Stand-in All Blacks captain Sam Whitelock, influential halfback Aaron Smith and playmaker Richie Mo'unga are unlikely to travel with the All Blacks to Perth on Thursday for the third Bledisloe Cup test next week.
Following his reappointment as All Blacks head coach on Tuesday for a further two years, Ian Foster confirmed the timing of imminent baby arrivals in the Whitelock and Smith households may see both senior players remain in New Zealand when the team departs this week.
The Herald understands Mo'unga is in the same situation and will not board the plane on Thursday.
That will leave the All Blacks needing a new captain for the third Bledisloe on either September 3 or 4, with Whitelock having assumed the role from injured openside Sam Cane and Smith leading the team against Fiji in Dunedin in July. In their absence, Ardie Savea may be considered the frontrunner to captain the All Blacks for the first time.
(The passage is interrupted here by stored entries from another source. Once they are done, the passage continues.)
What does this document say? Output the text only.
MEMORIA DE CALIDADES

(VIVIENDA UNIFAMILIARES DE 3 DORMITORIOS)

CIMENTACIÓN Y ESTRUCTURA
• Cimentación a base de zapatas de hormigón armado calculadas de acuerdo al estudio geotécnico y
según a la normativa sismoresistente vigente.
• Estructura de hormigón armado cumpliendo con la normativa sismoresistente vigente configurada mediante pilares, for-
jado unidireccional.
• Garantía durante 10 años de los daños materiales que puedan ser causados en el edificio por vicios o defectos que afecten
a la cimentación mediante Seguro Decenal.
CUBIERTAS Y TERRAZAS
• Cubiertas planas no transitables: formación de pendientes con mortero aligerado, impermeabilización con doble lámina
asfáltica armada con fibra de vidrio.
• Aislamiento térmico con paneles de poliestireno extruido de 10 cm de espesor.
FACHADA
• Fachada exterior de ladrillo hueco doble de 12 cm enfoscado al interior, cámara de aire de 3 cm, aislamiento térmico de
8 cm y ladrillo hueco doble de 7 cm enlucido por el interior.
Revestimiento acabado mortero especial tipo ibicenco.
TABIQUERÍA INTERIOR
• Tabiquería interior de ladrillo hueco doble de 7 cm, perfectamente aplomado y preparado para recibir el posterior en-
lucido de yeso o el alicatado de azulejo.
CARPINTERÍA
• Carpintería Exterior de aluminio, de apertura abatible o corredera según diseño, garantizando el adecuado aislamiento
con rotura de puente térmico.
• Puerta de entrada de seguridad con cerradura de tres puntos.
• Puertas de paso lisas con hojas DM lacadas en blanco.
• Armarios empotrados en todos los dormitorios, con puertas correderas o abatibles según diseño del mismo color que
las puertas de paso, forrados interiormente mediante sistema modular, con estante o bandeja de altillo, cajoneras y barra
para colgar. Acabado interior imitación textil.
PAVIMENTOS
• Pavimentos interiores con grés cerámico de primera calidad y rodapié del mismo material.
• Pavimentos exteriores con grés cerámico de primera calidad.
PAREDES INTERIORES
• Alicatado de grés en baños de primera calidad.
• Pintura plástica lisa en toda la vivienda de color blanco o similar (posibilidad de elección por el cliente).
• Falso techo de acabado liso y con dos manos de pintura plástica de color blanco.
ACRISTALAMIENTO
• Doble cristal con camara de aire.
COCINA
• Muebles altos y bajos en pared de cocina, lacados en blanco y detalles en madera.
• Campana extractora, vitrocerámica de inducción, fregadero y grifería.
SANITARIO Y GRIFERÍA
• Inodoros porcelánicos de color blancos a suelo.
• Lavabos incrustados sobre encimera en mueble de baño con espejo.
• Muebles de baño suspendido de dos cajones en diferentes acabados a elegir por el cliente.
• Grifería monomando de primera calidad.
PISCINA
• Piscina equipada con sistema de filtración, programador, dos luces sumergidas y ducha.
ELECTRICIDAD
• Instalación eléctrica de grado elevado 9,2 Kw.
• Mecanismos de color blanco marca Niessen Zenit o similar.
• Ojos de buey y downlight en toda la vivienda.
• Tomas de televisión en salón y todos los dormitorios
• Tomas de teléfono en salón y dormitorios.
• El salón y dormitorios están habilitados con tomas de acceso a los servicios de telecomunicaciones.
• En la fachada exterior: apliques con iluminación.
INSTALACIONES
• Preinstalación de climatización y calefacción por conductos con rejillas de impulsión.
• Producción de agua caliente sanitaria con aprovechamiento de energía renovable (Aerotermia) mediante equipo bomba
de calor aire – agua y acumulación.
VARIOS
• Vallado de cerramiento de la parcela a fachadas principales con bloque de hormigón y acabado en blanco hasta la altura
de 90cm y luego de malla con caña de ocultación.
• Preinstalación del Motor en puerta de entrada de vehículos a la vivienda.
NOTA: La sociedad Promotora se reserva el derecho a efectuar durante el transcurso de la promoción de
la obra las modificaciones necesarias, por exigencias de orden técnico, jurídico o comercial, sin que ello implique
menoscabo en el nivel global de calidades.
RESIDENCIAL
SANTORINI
Hooker Codie Taylor is another candidate while Beauden Barrett captained the All Blacks once previously against the Barbarians.
Foster also confirmed other players – the Herald understands Crusaders lock Scott Barrett is expecting his first child – may return home early from the All Blacks' near four-month tour.
This scenario, however, is heavily dependent on MIQ spots becoming available. At this stage, the All Blacks only have MIQ booked from November 23.
"I'll have to confirm everything but it's unlikely Sammy Whitelock for example and Aaron Smith potentially will be on the plane on Thursday," Foster said. "We'll confirm more of those details as I have them."
The All Blacks will reveal their initial travelling squad on Wednesday. Foster had already flagged his intent to leave injured players, including front-rowers Dane Coles, Joe Moody, Ofa Tuungafasi and midfielder Braydon Ennor, behind but with New Zealand in full lockdown for at least another week in some cases that may have changed too.
"We've had to replan and adapt. In terms of the squad size our goal was always going to be to take a slightly smaller squad over initially and then add to it through the programme. That was principally because we could have players back here playing NPC in the meantime before we brought them over. We're also very cognisant that once they leave our shores they can't comeback," Foster said.
"The last 48 hours we've been focusing on that. The squad will be mid-30s I'd say initially. We've got to look at some variables now. We've got to have players that have had two jabs before they get on a plane so that changes things. They've got to have a negative Covid test so everyone is running around doing that today."
Another major complicating factor facing the All Blacks is the differing quarantine stipulations between Australian states. When the All Blacks arrive in Perth they will enter into a 'soft' quarantine that allows the team to train and play during that two-week period.
Any players, such as Whitelock, Smith, and Mo'unga, who remain in New Zealand and then fly to Queensland for the remainder of the Rugby Championship may be forced into a hard quarantine which involves hotel isolation for two weeks. That situation would take the trio out of contention for the test against the Pumas on the Gold Coast on September 12.
"We've got some family situations around babies that we're trying to juggle and what that means now, particularly with not coming on the plane on Thursday but also when we get to Queensland they've got a hard quarantine for two weeks which is a player alone in his room so that's going to delay some entry for some players.
"We're juggling a little bit but we'll probably release the group that's going on the plane later tomorrow.
"Once we know how long the Queensland quarantine situation is going to be for bringing replacement players over that might determine when we might bring some extra players over."